403 might result in information disclosure if the client correctly guesses that the URL maps to a real directory on disk.
http://example.com/files/ isn't a resource, and the fact that it internally maps to a directory shouldn't be relevant to the status code.
If you interpret the URL scheme as defining a directory structure from the client's perspective, the internal implementation is still irrelevant, but perhaps the outward appearance should indeed have some bearing on the status codes. Maybe, even if you created the same URL structure without using directories internally, you should still use 403s, because it's about the client's perception of a directory structure.
In the balance, what do you think is the best approach? Should we just say "a resource is a resource, and if it doesn't exist, it's a 404?" Or should we say, "if it has slashes, it looks like a directory to the client, and therefore it's a 403 if there's no index?"
If you're in the 403 camp, do you think you should go out of your way to return 403s even if the internal implementation doesn't use directories? Suppose, for example, that you have a dynamic web app with this URL: http://example.com/users/joe, which maps to some code that generates the profile page for Joe. Assuming you don't write something that lists all users, should http://example.com/users/ return 403? (Many if not all web frameworks return 404 in this case.)
The first step to answering this is to refer to RFC 2616: HTTP/1.1. Specifically the sections talking about 403 Forbidden and 404 Not Found.
10.4.4 403 Forbidden
The server understood the request, but is refusing to fulfill it. Authorization will not help and the request SHOULD NOT be repeated. If the request method was not HEAD and the server wishes to make public why the request has not been fulfilled, it SHOULD describe the reason for the refusal in the entity. If the server does not wish to make this information available to the client, the status code 404 (Not Found) can be used instead.
10.4.5 404 Not Found
The server has not found anything matching the Request-URI. No indication is given of whether the condition is temporary or permanent. The 410 (Gone) status code SHOULD be used if the server knows, through some internally configurable mechanism, that an old resource is permanently unavailable and has no forwarding address. This status code is commonly used when the server does not wish to reveal exactly why the request has been refused, or when no other response is applicable.

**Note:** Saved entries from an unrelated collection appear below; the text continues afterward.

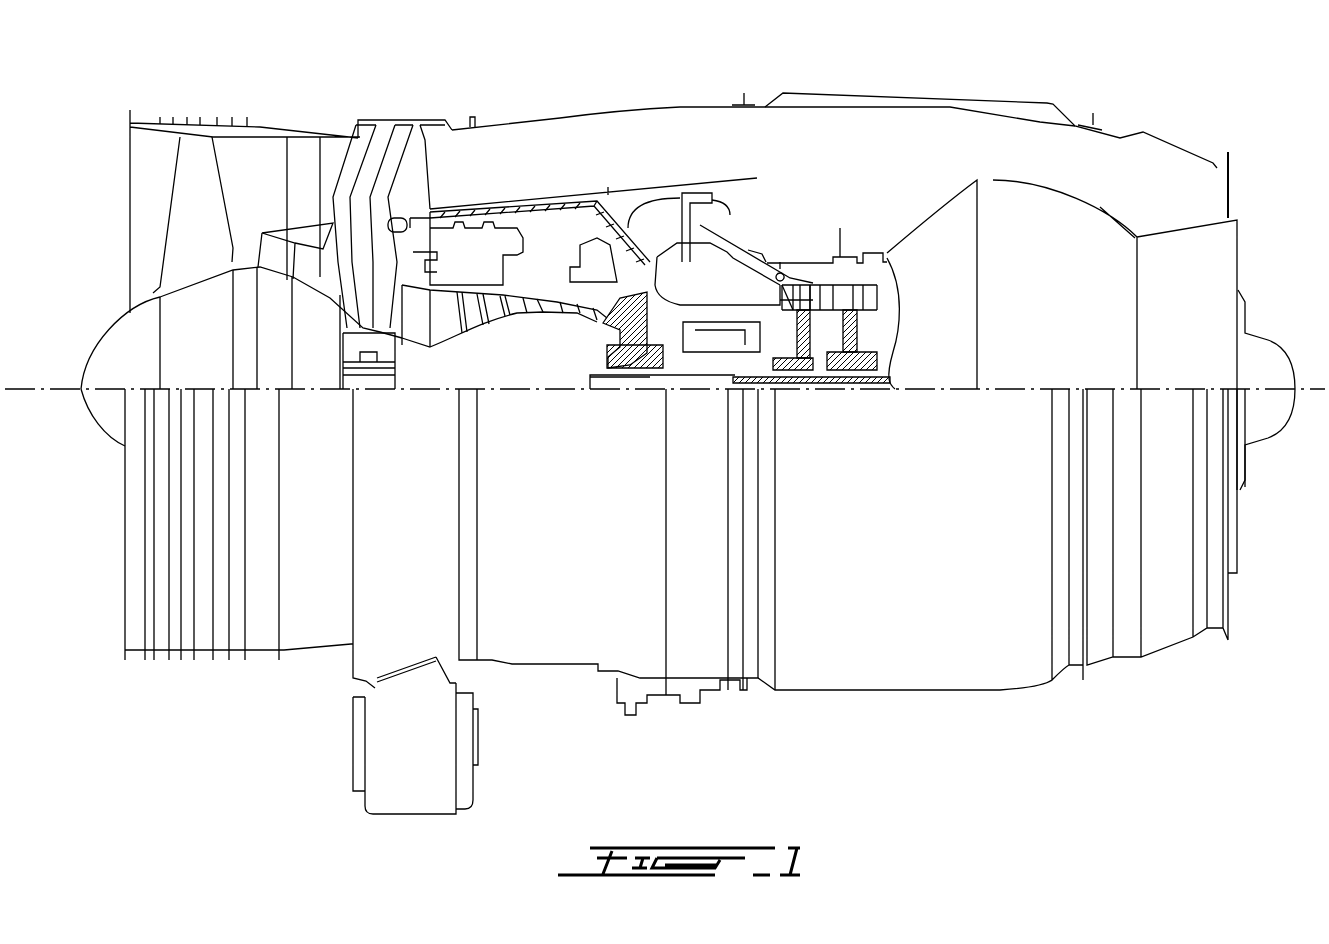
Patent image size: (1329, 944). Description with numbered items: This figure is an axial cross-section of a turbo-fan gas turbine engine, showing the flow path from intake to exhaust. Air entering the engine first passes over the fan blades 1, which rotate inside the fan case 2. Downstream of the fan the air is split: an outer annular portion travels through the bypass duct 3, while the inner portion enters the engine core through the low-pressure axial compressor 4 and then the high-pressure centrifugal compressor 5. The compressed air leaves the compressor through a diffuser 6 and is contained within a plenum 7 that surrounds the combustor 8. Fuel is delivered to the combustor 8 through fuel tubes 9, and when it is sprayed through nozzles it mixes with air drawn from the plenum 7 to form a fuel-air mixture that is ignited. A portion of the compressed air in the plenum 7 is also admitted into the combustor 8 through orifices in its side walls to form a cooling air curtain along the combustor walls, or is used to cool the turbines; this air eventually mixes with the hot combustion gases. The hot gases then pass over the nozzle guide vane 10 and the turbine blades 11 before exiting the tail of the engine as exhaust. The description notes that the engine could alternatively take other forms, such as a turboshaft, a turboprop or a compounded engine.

The fan blades 1 is at (189, 235).
The fan case 2 is at (262, 124).
The bypass duct 3 is at (527, 169).
The low-pressure axial compressor 4 is at (440, 328).
The high-pressure centrifugal compressor 5 is at (607, 318).
The diffuser 6 is at (662, 215).
The plenum 7 is at (733, 257).
The combustor 8 is at (703, 286).
The fuel tubes 9 is at (748, 250).
The nozzle guide vane 10 is at (797, 305).
The turbine blades 11 is at (808, 307).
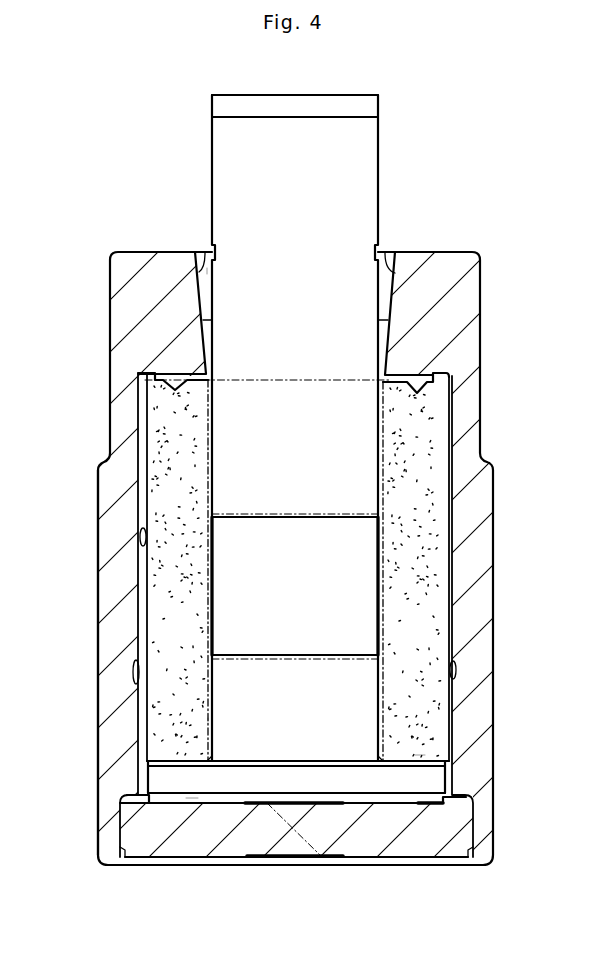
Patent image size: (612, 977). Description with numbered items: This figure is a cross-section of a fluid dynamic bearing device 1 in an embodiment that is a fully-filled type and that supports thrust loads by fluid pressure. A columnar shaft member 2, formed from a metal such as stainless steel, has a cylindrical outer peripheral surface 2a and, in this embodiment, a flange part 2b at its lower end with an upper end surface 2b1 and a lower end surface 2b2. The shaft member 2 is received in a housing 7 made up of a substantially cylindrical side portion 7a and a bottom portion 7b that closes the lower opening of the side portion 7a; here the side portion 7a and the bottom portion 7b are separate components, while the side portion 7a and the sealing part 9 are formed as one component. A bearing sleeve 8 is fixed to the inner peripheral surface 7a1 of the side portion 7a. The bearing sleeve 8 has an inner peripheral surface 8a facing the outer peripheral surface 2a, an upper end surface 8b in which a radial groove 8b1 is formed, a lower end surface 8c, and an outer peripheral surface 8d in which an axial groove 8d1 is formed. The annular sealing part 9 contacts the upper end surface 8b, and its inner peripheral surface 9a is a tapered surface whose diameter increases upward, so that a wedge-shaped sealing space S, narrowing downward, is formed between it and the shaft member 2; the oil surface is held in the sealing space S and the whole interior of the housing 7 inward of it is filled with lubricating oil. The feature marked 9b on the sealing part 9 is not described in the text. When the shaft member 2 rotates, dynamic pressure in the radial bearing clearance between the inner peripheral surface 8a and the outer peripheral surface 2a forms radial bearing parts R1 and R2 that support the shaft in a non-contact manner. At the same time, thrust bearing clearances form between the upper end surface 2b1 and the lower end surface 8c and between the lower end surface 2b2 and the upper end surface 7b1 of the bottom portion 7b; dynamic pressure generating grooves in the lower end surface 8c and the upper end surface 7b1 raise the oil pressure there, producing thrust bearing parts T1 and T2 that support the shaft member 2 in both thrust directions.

My interpretation of this is that 404 is the more general error code that just says "there's nothing there". 403 says "there's nothing there, don't try again!".
One reason why Apache might return 403 on directories without explicit index files is that auto-indexing (i.e. listing all files in it) is disabled (a.k.a "forbidden"). In that case saying "listing all files in this directory is forbidden" makes more sense than saying "there is no directory".
Another argument why 404 is preferable: google webmaster tools.
Indeed, for a 404, Google Webmaster Tool displays the referer (allowing you to clean up the bad link to the directory), whereas for a 403, it doesn't display it.